INT. AIRPLANE – DAY SABINE BUCKLED IN DURING HEAVY TURBULENCE. COOKIE PACKET OPEN ON TRAY IN FRONT OF HER.
SABINE Welcome back to Sweet Rush where we are on board a pretty rough flight over Lake Superior! I'm just praying that after devoting my life to great baking, these terrible airline cookies are not the last thing I ever eat!
CU: SABINE GRIPS ARMREST AS PLANE SHUDDERS.
SABINE (CONT'D) We’re on our way from Toronto to Thunder Bay, Ontario—that’s way up north for our American friends—to celebrate the fortieth anniversary of my family’s bakery! Check in with us at Sweet Rush throughout the weekend. We’ll bring you some of the best pastries in the world, made by my own father, including the legendary Persian.
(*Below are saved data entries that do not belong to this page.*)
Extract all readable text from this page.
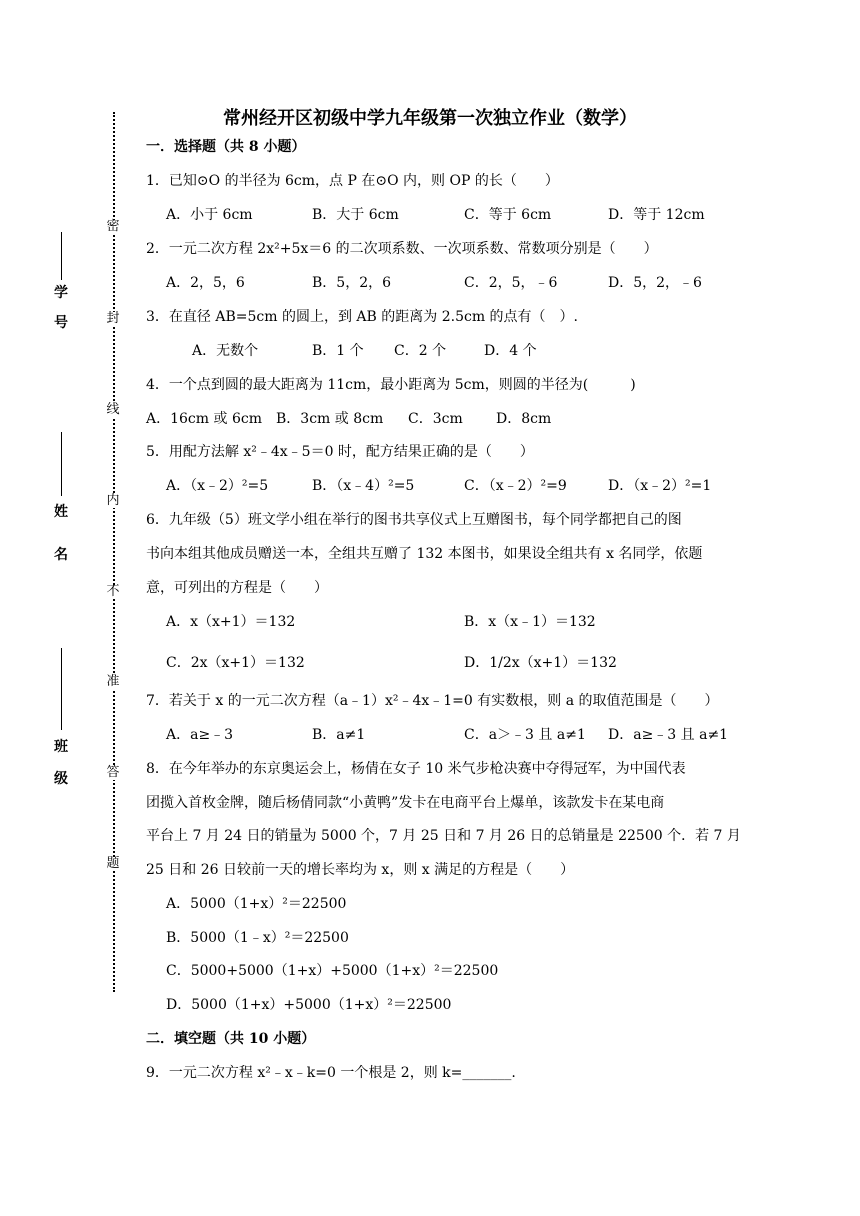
密
封
线
内
不
准
答
题
学
号
姓
名
班
级
常州经开区初级中学九年级第一次独立作业（数学）
一．选择题（共 8 小题）
1．已知⊙O 的半径为 6cm，点 P 在⊙O 内，则 OP 的长（　　）
A．小于 6cm	B．大于 6cm	C．等于 6cm	D．等于 12cm
2．一元二次方程 2x²+5x＝6 的二次项系数、一次项系数、常数项分别是（　　）
A．2，5，6	B．5，2，6	C．2，5，﹣6	D．5，2，﹣6
3．在直径 AB=5cm 的圆上，到 AB 的距离为 2.5cm 的点有（　）.
A．无数个	B．1 个 C．2 个	D．4 个
4．一个点到圆的最大距离为 11cm，最小距离为 5cm，则圆的半径为(　　　)
A．16cm 或 6cm B．3cm 或 8cm C．3cm D．8cm
5．用配方法解 x²﹣4x﹣5＝0 时，配方结果正确的是（　　）
A．（x﹣2）²=5	B．（x﹣4）²=5	C．（x﹣2）²=9	D．（x﹣2）²=1
6．九年级（5）班文学小组在举行的图书共享仪式上互赠图书，每个同学都把自己的图
书向本组其他成员赠送一本，全组共互赠了 132 本图书，如果设全组共有 x 名同学，依题
意，可列出的方程是（　　）
A．x（x+1）＝132	B．x（x﹣1）＝132
C．2x（x+1）＝132	D．1/2x（x+1）＝132
7．若关于 x 的一元二次方程（a﹣1）x²﹣4x﹣1=0 有实数根，则 a 的取值范围是（　　）
A．a≥﹣3	B．a≠1	C．a＞﹣3 且 a≠1 D．a≥﹣3 且 a≠1
8．在今年举办的东京奥运会上，杨倩在女子 10 米气步枪决赛中夺得冠军，为中国代表
团揽入首枚金牌，随后杨倩同款“小黄鸭”发卡在电商平台上爆单，该款发卡在某电商
平台上 7 月 24 日的销量为 5000 个，7 月 25 日和 7 月 26 日的总销量是 22500 个．若 7 月
25 日和 26 日较前一天的增长率均为 x，则 x 满足的方程是（　　）
A．5000（1+x）²＝22500
B．5000（1﹣x）²＝22500
C．5000+5000（1+x）+5000（1+x）²＝22500
D．5000（1+x）+5000（1+x）²＝22500
二．填空题（共 10 小题）
9．一元二次方程 x²﹣x﹣k=0 一个根是 2，则 k=_______.
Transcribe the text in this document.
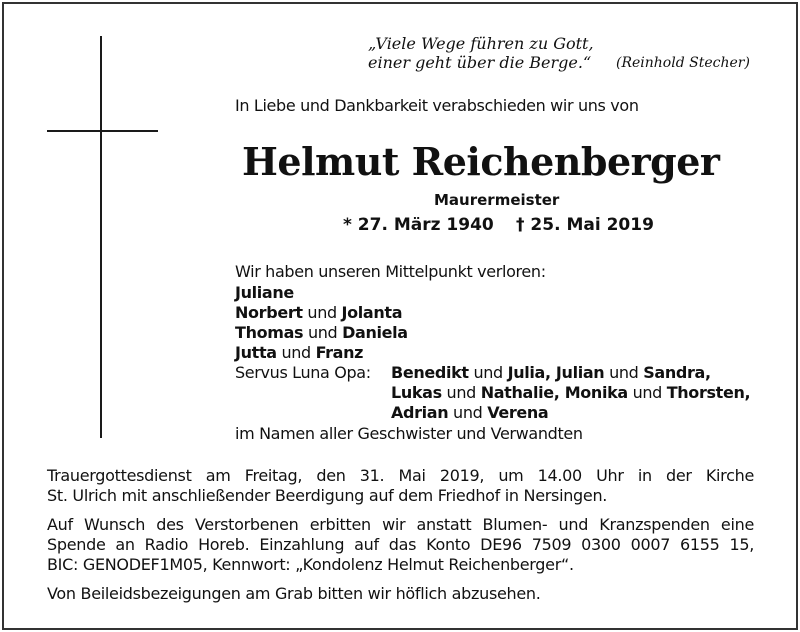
„Viele Wege führen zu Gott,
einer geht über die Berge.“ (Reinhold Stecher)
In Liebe und Dankbarkeit verabschieden wir uns von
Helmut Reichenberger
Maurermeister
* 27. März 1940 † 25. Mai 2019
Wir haben unseren Mittelpunkt verloren:
Juliane
Norbert und Jolanta
Thomas und Daniela
Jutta und Franz
Servus Luna Opa: Benedikt und Julia, Julian und Sandra,
Lukas und Nathalie, Monika und Thorsten,
Adrian und Verena
im Namen aller Geschwister und Verwandten
Trauergottesdienst am Freitag, den 31. Mai 2019, um 14.00 Uhr in der Kirche
St. Ulrich mit anschließender Beerdigung auf dem Friedhof in Nersingen.
Auf Wunsch des Verstorbenen erbitten wir anstatt Blumen- und Kranzspenden eine
Spende an Radio Horeb. Einzahlung auf das Konto DE96 7509 0300 0007 6155 15,
BIC: GENODEF1M05, Kennwort: „Kondolenz Helmut Reichenberger“.
Von Beileidsbezeigungen am Grab bitten wir höflich abzusehen.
PLANE BANKS AT STEEP ANGLE–HER DRINK SPILLS.
SABINE (CONT'D) That is if we survive! (NERVOUS LAUGHTER) Now, if you're thinking—Persian? Is that even something I should be eating?—stick with us. We'll take you behind the scenes of my father's top-secret recipe . . .
ANOTHER BOUT OF TURBULENCE, CAMERA DROPS. SCREAMING FROM PASSENGERS. PAN ACROSS SEATS AS PEOPLE TRY TO REGAIN CONTROL BEFORE WE RETURN TO SABINE.
SABINE (CONT'D) . . . and learn how the strangely named Persian pastry put my family's bakery on the map. So, roll up your sleeves and get sweet!